Figure 4. Circular laser ablation reveals patterns of tissue stress.

(A) Description of the circular laser ablation method ESCA. The tissue is cut in a circle (radius ${\displaystyle 7\mu m}$), and cell elongation is averaged in this region before the cut. After the tissue relaxes (${\displaystyle 2min}$), we fit ellipses to the cut region. We then infer mechanical properties using our model, which inputs deformation and outputs stress as a function of elastic constant and the ratio of the isotropic and anisotropic elastic constants (see also Figure 4—figure supplement 1). (B) Map of stress and cell elongation in the wing disc (${\displaystyle 96hr}$ AEL). Each line represents a nematic, where length indicates the magnitude, and angle indicates its orientation. Each data point comes from a different wing disc. The gray region indicates a border region, in which a cut would straddle the two regions. Cuts centered in this region were not included in the analysis.

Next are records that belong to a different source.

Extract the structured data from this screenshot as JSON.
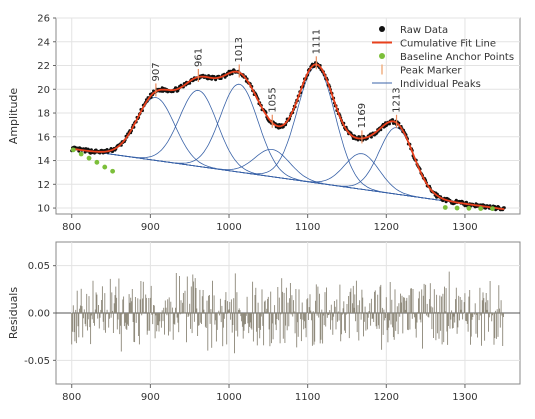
{
  "chart_data": [
    {
      "type": "line",
      "panel": "peak-fit",
      "title": "",
      "xlabel": "",
      "ylabel": "Amplitude",
      "xlim": [
        780,
        1370
      ],
      "ylim": [
        9.5,
        26
      ],
      "xticks": [
        800,
        900,
        1000,
        1100,
        1200,
        1300
      ],
      "yticks": [
        10,
        12,
        14,
        16,
        18,
        20,
        22,
        24,
        26
      ],
      "grid": true,
      "legend_position": "top-right",
      "legend": [
        {
          "label": "Raw Data",
          "marker": "dot",
          "color": "#111111"
        },
        {
          "label": "Cumulative Fit Line",
          "marker": "line",
          "color": "#e8401c"
        },
        {
          "label": "Baseline Anchor Points",
          "marker": "dot",
          "color": "#7cbf3a"
        },
        {
          "label": "Peak Marker",
          "marker": "bar",
          "color": "#f0b184"
        },
        {
          "label": "Individual Peaks",
          "marker": "line",
          "color": "#3a63a8"
        }
      ],
      "baseline": {
        "start": [
          800,
          15.0
        ],
        "end": [
          1350,
          9.9
        ]
      },
      "anchor_points": [
        {
          "x": 802,
          "y": 14.9
        },
        {
          "x": 812,
          "y": 14.55
        },
        {
          "x": 822,
          "y": 14.2
        },
        {
          "x": 832,
          "y": 13.85
        },
        {
          "x": 842,
          "y": 13.45
        },
        {
          "x": 852,
          "y": 13.1
        },
        {
          "x": 1275,
          "y": 10.05
        },
        {
          "x": 1290,
          "y": 10.0
        },
        {
          "x": 1305,
          "y": 9.98
        },
        {
          "x": 1320,
          "y": 9.96
        },
        {
          "x": 1335,
          "y": 9.95
        }
      ],
      "peaks": [
        {
          "label": "907",
          "center": 907,
          "height": 5.3,
          "width": 24
        },
        {
          "label": "961",
          "center": 961,
          "height": 6.4,
          "width": 24
        },
        {
          "label": "1013",
          "center": 1013,
          "height": 7.4,
          "width": 24
        },
        {
          "label": "1055",
          "center": 1055,
          "height": 2.3,
          "width": 22
        },
        {
          "label": "1111",
          "center": 1111,
          "height": 9.8,
          "width": 24
        },
        {
          "label": "1169",
          "center": 1169,
          "height": 3.0,
          "width": 22
        },
        {
          "label": "1213",
          "center": 1213,
          "height": 5.6,
          "width": 22
        }
      ]
    },
    {
      "type": "bar",
      "panel": "residuals",
      "title": "",
      "xlabel": "",
      "ylabel": "Residuals",
      "xlim": [
        780,
        1370
      ],
      "ylim": [
        -0.075,
        0.075
      ],
      "xticks": [
        800,
        900,
        1000,
        1100,
        1200,
        1300
      ],
      "yticks": [
        -0.05,
        0.0,
        0.05
      ],
      "ytick_labels": [
        "-0.05",
        "0.00",
        "0.05"
      ],
      "grid": true,
      "color": "#8c8778",
      "x_start": 800,
      "x_step": 1,
      "count": 550,
      "amplitude": 0.045,
      "seed": 7
    }
  ]
}
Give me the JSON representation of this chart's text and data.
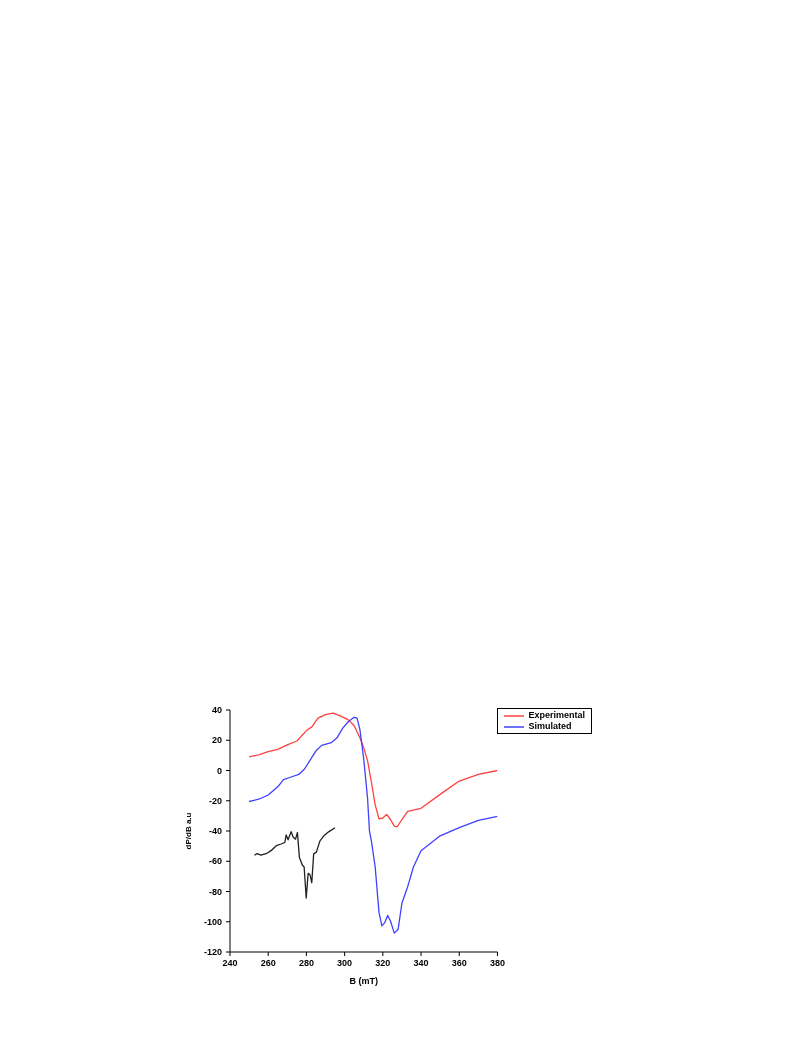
{
  "chart_data": {
    "type": "line",
    "xlabel": "B (mT)",
    "ylabel": "dP/dB a.u",
    "xlim": [
      240,
      380
    ],
    "xticks": [
      240,
      260,
      280,
      300,
      320,
      340,
      360,
      380
    ],
    "ylim": [
      -120,
      40
    ],
    "yticks": [
      -120,
      -100,
      -80,
      -60,
      -40,
      -20,
      0,
      20,
      40
    ],
    "grid": false,
    "legend": "top right",
    "marker": "none",
    "line_style": "solid",
    "series": [
      {
        "name": "Experimental",
        "color": "#ff4040",
        "x": [
          250,
          255,
          260,
          265,
          270,
          275,
          280,
          283,
          286,
          290,
          294,
          298,
          302,
          305,
          308,
          310,
          312,
          314,
          316,
          318,
          320,
          322,
          324,
          326,
          327.5,
          330,
          333,
          340,
          350,
          360,
          370,
          380
        ],
        "values": [
          9,
          10.4,
          12.5,
          14,
          17,
          19.5,
          26.4,
          29,
          34.6,
          37,
          38,
          36,
          33.5,
          29.6,
          21.6,
          15,
          6.5,
          -7.6,
          -22.7,
          -32,
          -31.4,
          -29,
          -32.4,
          -36.8,
          -37.2,
          -32.4,
          -27,
          -25,
          -15.8,
          -7,
          -2.6,
          0
        ]
      },
      {
        "name": "Simulated",
        "color": "#4040ff",
        "x": [
          250,
          255,
          260,
          265,
          268,
          272,
          276,
          279,
          282,
          285,
          288,
          293,
          296,
          299,
          302,
          305,
          306.5,
          308,
          310,
          312,
          313,
          314,
          316,
          318,
          319.5,
          321,
          322.5,
          324,
          326,
          328,
          330,
          333,
          336,
          340,
          350,
          360,
          370,
          380
        ],
        "values": [
          -20.5,
          -19,
          -16.2,
          -10.8,
          -6,
          -4.3,
          -2.6,
          1,
          7,
          13,
          16.6,
          18.4,
          21.6,
          28,
          32.4,
          35.2,
          34.6,
          27,
          7.6,
          -18.4,
          -40,
          -46.5,
          -63.8,
          -94,
          -102.7,
          -100.6,
          -95.8,
          -99.5,
          -107.5,
          -105,
          -87.6,
          -76.8,
          -63.8,
          -53,
          -43.2,
          -37.8,
          -33,
          -30.3
        ]
      },
      {
        "color": "#202020",
        "x": [
          252.8,
          254.2,
          256.2,
          258.9,
          261.5,
          264.2,
          266.8,
          268.7,
          269.4,
          270.4,
          272,
          273,
          274.3,
          275.3,
          276.3,
          277.9,
          278.8,
          279.9,
          280.9,
          281.9,
          282.8,
          283.8,
          285.2,
          287.1,
          289.1,
          291.8,
          295
        ],
        "values": [
          -56,
          -55,
          -56,
          -55,
          -53,
          -49.7,
          -48.6,
          -47.6,
          -42.6,
          -45.8,
          -40.4,
          -44,
          -45.4,
          -41,
          -57.3,
          -62.7,
          -63.8,
          -84.3,
          -68,
          -69,
          -74.2,
          -55.1,
          -54,
          -46.5,
          -43.2,
          -40.4,
          -37.8
        ]
      }
    ]
  }
}
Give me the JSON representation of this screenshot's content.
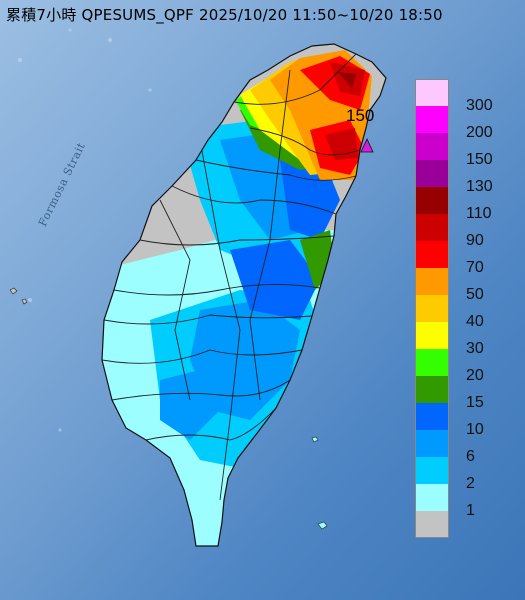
{
  "title": "累積7小時 QPESUMS_QPF 2025/10/20 11:50~10/20 18:50",
  "sea_label": "Formosa Strait",
  "max_marker": {
    "label": "150",
    "color": "#d21fd8"
  },
  "legend": [
    {
      "label": "300",
      "color": "#fdc8fe"
    },
    {
      "label": "200",
      "color": "#fe00fe"
    },
    {
      "label": "150",
      "color": "#cc00cc"
    },
    {
      "label": "130",
      "color": "#9a0099"
    },
    {
      "label": "110",
      "color": "#960000"
    },
    {
      "label": "90",
      "color": "#cc0000"
    },
    {
      "label": "70",
      "color": "#fe0000"
    },
    {
      "label": "50",
      "color": "#fe9900"
    },
    {
      "label": "40",
      "color": "#fecb00"
    },
    {
      "label": "30",
      "color": "#fefe00"
    },
    {
      "label": "20",
      "color": "#33ff00"
    },
    {
      "label": "15",
      "color": "#339900"
    },
    {
      "label": "10",
      "color": "#0066fe"
    },
    {
      "label": "6",
      "color": "#0099fe"
    },
    {
      "label": "2",
      "color": "#00ccfe"
    },
    {
      "label": "1",
      "color": "#9cfefe"
    },
    {
      "label": "",
      "color": "#c3c3c3"
    }
  ],
  "colors": {
    "sea": "#5d8fc8",
    "sea_light": "#8fb3dc"
  }
}
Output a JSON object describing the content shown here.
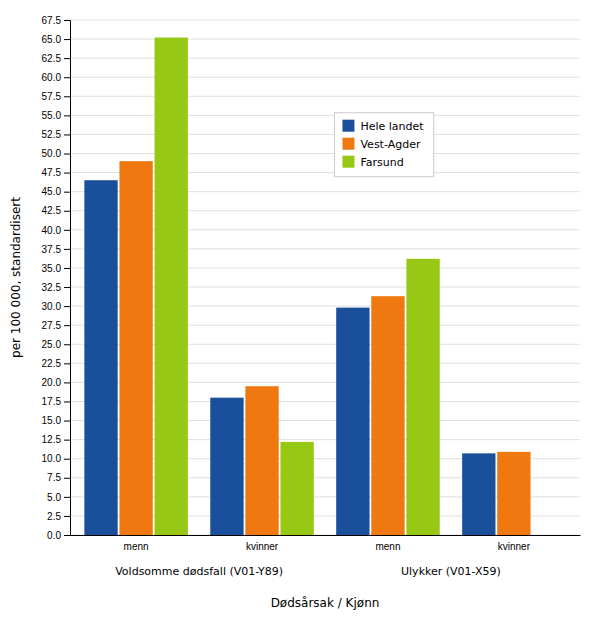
{
  "chart_data": {
    "type": "bar",
    "xlabel": "Dødsårsak / Kjønn",
    "ylabel": "per 100 000, standardisert",
    "categories": [
      "menn",
      "kvinner",
      "menn",
      "kvinner"
    ],
    "annotations": [
      "Voldsomme dødsfall (V01-Y89)",
      "Ulykker (V01-X59)"
    ],
    "series": [
      {
        "name": "Hele landet",
        "color": "#1a4f9c",
        "values": [
          46.5,
          18.0,
          29.8,
          10.7
        ]
      },
      {
        "name": "Vest-Agder",
        "color": "#f07810",
        "values": [
          49.0,
          19.5,
          31.3,
          10.9
        ]
      },
      {
        "name": "Farsund",
        "color": "#96c814",
        "values": [
          65.2,
          12.2,
          36.2,
          0.0
        ]
      }
    ],
    "ylim": [
      0.0,
      67.5
    ],
    "yticks": [
      {
        "value": 0,
        "label": "0.0"
      },
      2.5,
      {
        "value": 5,
        "label": "5.0"
      },
      7.5,
      {
        "value": 10,
        "label": "10.0"
      },
      12.5,
      {
        "value": 15,
        "label": "15.0"
      },
      17.5,
      {
        "value": 20,
        "label": "20.0"
      },
      22.5,
      {
        "value": 25,
        "label": "25.0"
      },
      27.5,
      {
        "value": 30,
        "label": "30.0"
      },
      32.5,
      {
        "value": 35,
        "label": "35.0"
      },
      37.5,
      {
        "value": 40,
        "label": "40.0"
      },
      42.5,
      {
        "value": 45,
        "label": "45.0"
      },
      47.5,
      {
        "value": 50,
        "label": "50.0"
      },
      52.5,
      {
        "value": 55,
        "label": "55.0"
      },
      57.5,
      {
        "value": 60,
        "label": "60.0"
      },
      62.5,
      {
        "value": 65,
        "label": "65.0"
      },
      67.5
    ],
    "grid": true,
    "legend": "right"
  }
}
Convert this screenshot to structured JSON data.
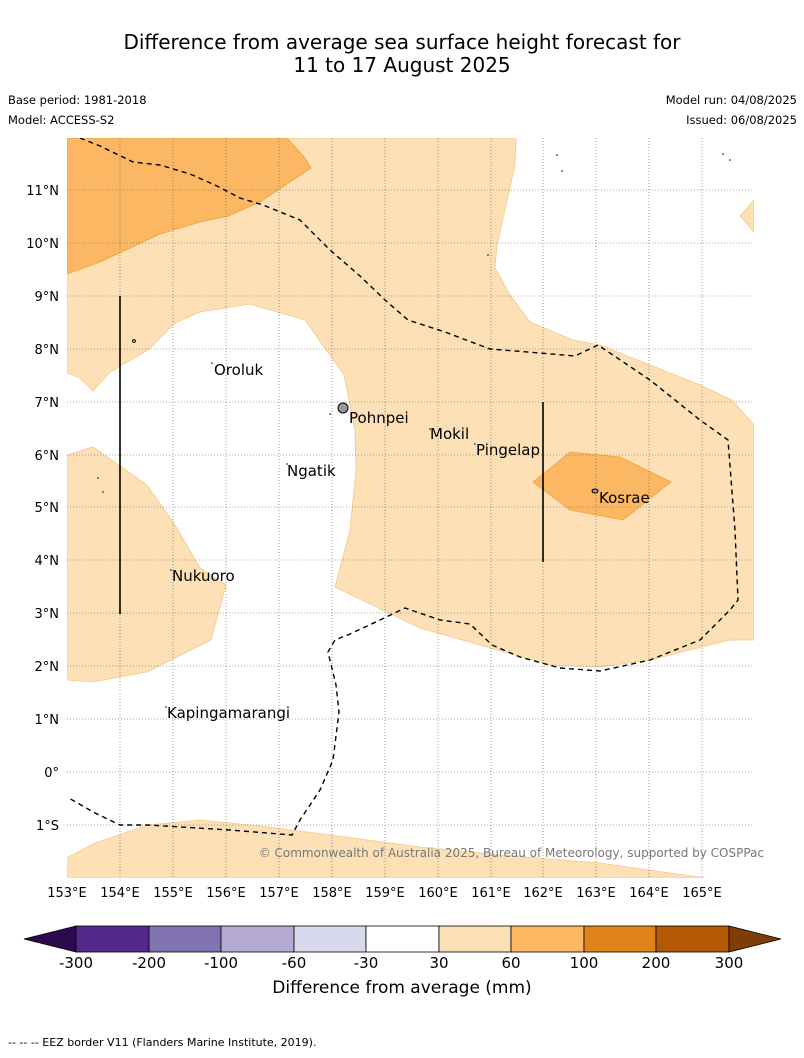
{
  "title_line1": "Difference from average sea surface height forecast for",
  "title_line2": "11 to 17 August 2025",
  "base_period": "Base period: 1981-2018",
  "model": "Model: ACCESS-S2",
  "model_run": "Model run: 04/08/2025",
  "issued": "Issued: 06/08/2025",
  "copyright": "© Commonwealth of Australia 2025, Bureau of Meteorology, supported by COSPPac",
  "footer": "-- -- -- EEZ border V11 (Flanders Marine Institute, 2019).",
  "lat_labels": [
    "11°N",
    "10°N",
    "9°N",
    "8°N",
    "7°N",
    "6°N",
    "5°N",
    "4°N",
    "3°N",
    "2°N",
    "1°N",
    "0°",
    "1°S"
  ],
  "lon_labels": [
    "153°E",
    "154°E",
    "155°E",
    "156°E",
    "157°E",
    "158°E",
    "159°E",
    "160°E",
    "161°E",
    "162°E",
    "163°E",
    "164°E",
    "165°E"
  ],
  "places": [
    {
      "name": "Oroluk"
    },
    {
      "name": "Pohnpei"
    },
    {
      "name": "Mokil"
    },
    {
      "name": "Pingelap"
    },
    {
      "name": "Ngatik"
    },
    {
      "name": "Kosrae"
    },
    {
      "name": "Nukuoro"
    },
    {
      "name": "Kapingamarangi"
    }
  ],
  "colorbar": {
    "title": "Difference from average (mm)",
    "ticks": [
      "-300",
      "-200",
      "-100",
      "-60",
      "-30",
      "30",
      "60",
      "100",
      "200",
      "300"
    ],
    "colors": [
      "#55288d",
      "#8073b0",
      "#b3a9d3",
      "#d9d9ed",
      "#ffffff",
      "#fde0b5",
      "#fbb761",
      "#e0831a",
      "#b35906"
    ],
    "under_color": "#2d0a4e",
    "over_color": "#7f3b08"
  }
}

The dotted lines on either side of the DV boundary indicate our cut-offs for delineating the border and DV boundary regions (see Materials and methods). (C) Magnitude of anisotropic stress ($\tilde{\sigma }/2K$) is plotted against cell elongation (projected onto the stress axis) for all ablations outside the DV boundary. Dotted line indicates a line with slope ${\displaystyle =1}$, corresponding to a tissue lacking a nematic cell polarity cue. Fit line is solid black (See Appendix 2). Data for the DV boundary region is presented in Figure 4—figure supplement 1D-F. (D) Relative area pressure is plotted against $r$ for all ablations outside the DV boundary. The correlation coefficient ${\displaystyle =-0.52}$. Data used in this figure are included in Figure 4—source data 1.

Figure 4—figure supplement 1. Analysis of circular laser ablations (${\displaystyle 96hr}$ AEL).

(A) and (D): Histogram of fit residuals for the region outside the DV boundary (A) or within the band around the DV boundary (D). The red line in (A) denotes the cutoff we chose to discard cuts with non-elliptical outlines. (B) and (E) Plot of the anisotropic stress (relative to ${\displaystyle 2K}$) versus the cell elongation along the stress axis. Points marked with ‘x’ were discarded because their fit residuals were greater than our cutoff (red line in A). Dotted line indicates a slope ${\displaystyle =1}$, which would correspond to a tissue without polarity-driven stress. (C) and (F) show the sum of fit residuals for a range of values for the ratio of elastic constants. The optimal value was considered to be the one that minimizes this sum of residuals.